Sterling fell more than 1 percent against the Euro yesterday, after reaching a seven and a half year high against the single currency on Friday. The UK Government reported that net borrowing had fallen to its lowest figure since 2008. This failed to boost the Pound as currency moves were exaggerated by low liquidity as the summer holiday season kicks in.
Today will see the Bank of England release the interest rate and asset purchase facility voting pattern after last week’s decision. Comments last week from Mark Carney, head of BoE, pointed to rates possibly being increased as soon as February next year, economists’ will look to see if the continued unanimous 9-0 will stay constant in keeping the rate at its 0.5% historic low. On the other hand, could previous hawkish members Ian Mccafferty and Martin Weale change their dovish vote and feel that the UK economy is now ready for a rate rise? Anything other than a 9-0 vote could see Sterling strength as markets expectations could raise hopes that a rate rise could come sooner rather than later for the UK.

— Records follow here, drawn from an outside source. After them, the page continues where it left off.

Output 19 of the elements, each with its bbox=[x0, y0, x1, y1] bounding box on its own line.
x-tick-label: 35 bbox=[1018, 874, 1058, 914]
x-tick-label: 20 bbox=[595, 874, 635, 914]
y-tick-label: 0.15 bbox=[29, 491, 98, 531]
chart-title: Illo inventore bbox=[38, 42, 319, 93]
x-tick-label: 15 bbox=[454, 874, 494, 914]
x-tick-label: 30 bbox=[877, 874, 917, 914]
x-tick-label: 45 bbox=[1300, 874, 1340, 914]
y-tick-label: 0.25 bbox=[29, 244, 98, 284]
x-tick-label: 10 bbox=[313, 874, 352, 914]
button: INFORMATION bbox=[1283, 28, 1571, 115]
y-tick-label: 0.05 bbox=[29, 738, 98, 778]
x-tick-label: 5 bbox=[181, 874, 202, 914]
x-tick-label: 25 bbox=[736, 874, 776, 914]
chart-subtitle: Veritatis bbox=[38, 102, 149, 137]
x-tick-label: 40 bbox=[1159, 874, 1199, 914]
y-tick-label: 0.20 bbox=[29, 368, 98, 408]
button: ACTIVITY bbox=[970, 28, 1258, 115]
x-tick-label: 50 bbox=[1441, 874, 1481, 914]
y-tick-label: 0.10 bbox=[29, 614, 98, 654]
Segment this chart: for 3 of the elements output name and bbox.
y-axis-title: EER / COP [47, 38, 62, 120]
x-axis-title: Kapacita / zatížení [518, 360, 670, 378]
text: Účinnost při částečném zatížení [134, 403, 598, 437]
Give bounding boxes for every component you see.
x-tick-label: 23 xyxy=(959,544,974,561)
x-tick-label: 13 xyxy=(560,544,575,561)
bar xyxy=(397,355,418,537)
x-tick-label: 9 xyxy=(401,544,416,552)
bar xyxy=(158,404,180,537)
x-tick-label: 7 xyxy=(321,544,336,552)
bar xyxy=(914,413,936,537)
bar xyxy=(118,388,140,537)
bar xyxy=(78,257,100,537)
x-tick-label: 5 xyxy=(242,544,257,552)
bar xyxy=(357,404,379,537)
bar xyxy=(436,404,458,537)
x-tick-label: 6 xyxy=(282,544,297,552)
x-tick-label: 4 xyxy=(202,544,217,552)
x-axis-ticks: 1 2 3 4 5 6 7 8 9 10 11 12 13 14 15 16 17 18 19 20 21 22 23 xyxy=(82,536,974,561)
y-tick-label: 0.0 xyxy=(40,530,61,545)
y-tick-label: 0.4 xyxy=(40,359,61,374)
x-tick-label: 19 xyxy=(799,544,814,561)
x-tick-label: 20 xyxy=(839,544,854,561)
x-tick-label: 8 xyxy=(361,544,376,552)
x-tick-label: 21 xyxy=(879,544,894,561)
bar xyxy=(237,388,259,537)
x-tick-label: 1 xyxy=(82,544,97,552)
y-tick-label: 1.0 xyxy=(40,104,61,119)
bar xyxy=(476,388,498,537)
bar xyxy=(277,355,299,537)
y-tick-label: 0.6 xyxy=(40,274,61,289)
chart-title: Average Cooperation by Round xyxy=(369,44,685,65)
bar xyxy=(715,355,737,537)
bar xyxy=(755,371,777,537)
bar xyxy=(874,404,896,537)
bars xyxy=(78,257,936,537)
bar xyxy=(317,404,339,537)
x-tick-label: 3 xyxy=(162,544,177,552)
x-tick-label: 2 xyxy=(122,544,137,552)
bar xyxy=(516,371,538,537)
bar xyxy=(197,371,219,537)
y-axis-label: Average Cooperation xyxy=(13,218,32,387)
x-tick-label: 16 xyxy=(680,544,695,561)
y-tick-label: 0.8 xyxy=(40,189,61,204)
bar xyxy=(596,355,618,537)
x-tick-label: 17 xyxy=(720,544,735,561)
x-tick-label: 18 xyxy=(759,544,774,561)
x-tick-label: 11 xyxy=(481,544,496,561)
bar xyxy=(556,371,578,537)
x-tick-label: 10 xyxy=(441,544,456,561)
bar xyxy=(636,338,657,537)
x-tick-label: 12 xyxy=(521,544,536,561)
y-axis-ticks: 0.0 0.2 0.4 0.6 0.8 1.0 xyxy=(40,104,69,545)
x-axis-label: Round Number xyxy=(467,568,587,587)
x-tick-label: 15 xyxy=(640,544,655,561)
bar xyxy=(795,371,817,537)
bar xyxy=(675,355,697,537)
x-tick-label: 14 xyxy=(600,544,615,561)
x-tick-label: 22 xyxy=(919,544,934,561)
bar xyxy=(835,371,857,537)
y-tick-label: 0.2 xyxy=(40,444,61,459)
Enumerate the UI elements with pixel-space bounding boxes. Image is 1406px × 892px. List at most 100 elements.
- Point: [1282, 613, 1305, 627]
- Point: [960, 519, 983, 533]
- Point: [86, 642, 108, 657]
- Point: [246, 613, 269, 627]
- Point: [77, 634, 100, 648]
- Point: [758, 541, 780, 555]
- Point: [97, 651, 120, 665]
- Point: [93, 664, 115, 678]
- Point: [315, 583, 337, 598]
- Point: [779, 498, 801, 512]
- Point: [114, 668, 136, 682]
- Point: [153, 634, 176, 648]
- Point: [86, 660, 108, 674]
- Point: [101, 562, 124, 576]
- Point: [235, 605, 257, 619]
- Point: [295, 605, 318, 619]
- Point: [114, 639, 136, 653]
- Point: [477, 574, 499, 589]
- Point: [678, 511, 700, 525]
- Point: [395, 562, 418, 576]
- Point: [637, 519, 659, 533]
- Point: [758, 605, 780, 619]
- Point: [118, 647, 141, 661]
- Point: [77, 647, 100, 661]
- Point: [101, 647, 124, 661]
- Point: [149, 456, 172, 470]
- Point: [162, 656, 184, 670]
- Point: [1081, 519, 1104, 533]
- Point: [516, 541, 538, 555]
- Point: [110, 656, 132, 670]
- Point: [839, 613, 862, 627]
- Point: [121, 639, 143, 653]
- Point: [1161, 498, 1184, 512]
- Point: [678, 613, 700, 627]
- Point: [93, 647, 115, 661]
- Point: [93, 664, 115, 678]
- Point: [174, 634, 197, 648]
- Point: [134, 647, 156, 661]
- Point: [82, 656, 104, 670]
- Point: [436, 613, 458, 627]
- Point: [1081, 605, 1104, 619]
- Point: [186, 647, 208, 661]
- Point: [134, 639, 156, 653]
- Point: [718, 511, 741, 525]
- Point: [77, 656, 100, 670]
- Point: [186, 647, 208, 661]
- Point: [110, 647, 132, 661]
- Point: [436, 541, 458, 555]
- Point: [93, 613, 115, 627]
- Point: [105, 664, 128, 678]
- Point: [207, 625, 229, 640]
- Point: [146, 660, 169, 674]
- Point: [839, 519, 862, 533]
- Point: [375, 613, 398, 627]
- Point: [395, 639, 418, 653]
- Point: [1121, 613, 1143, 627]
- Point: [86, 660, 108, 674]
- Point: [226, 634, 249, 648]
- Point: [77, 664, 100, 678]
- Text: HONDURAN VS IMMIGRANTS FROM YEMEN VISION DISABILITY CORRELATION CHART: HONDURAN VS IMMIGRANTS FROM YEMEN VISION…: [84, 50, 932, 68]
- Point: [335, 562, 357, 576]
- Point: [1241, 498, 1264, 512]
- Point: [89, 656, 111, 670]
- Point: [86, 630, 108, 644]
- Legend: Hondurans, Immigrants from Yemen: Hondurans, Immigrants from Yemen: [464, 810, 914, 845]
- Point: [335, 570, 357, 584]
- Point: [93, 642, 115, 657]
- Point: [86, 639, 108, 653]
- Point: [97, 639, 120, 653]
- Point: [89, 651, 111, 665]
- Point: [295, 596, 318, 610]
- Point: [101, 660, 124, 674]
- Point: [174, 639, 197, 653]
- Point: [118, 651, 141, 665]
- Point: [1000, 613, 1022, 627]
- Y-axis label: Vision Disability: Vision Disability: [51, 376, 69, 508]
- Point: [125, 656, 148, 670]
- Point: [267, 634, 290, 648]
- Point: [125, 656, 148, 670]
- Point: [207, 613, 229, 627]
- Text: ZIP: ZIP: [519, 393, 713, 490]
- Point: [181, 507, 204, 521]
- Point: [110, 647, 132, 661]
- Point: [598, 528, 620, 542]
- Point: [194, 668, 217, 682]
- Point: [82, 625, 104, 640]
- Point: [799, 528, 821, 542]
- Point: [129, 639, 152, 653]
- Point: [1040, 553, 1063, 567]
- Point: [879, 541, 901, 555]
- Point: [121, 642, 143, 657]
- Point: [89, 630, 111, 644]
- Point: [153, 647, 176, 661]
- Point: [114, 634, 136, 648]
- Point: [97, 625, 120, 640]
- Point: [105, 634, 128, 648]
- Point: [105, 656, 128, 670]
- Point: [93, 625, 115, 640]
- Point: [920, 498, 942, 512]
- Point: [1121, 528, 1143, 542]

Later this afternoon, the US releases its existing home sales, with the figure forecast to increase to 5.40million, pointing to a positive economy as the housing industry continues to exceed expectations. This evening the Greek parliament will be voting on passing the second set of reforms, which are to speed up the justice system and propping up failed banks. As the first set of reforms were passed a week ago and focused largely on budget reforms and tax hikes, the second set of reforms once agreed by Greece will be the step in the right direction in helping secure the €86 billion Euro payment for the EU, and keep them in the single currency.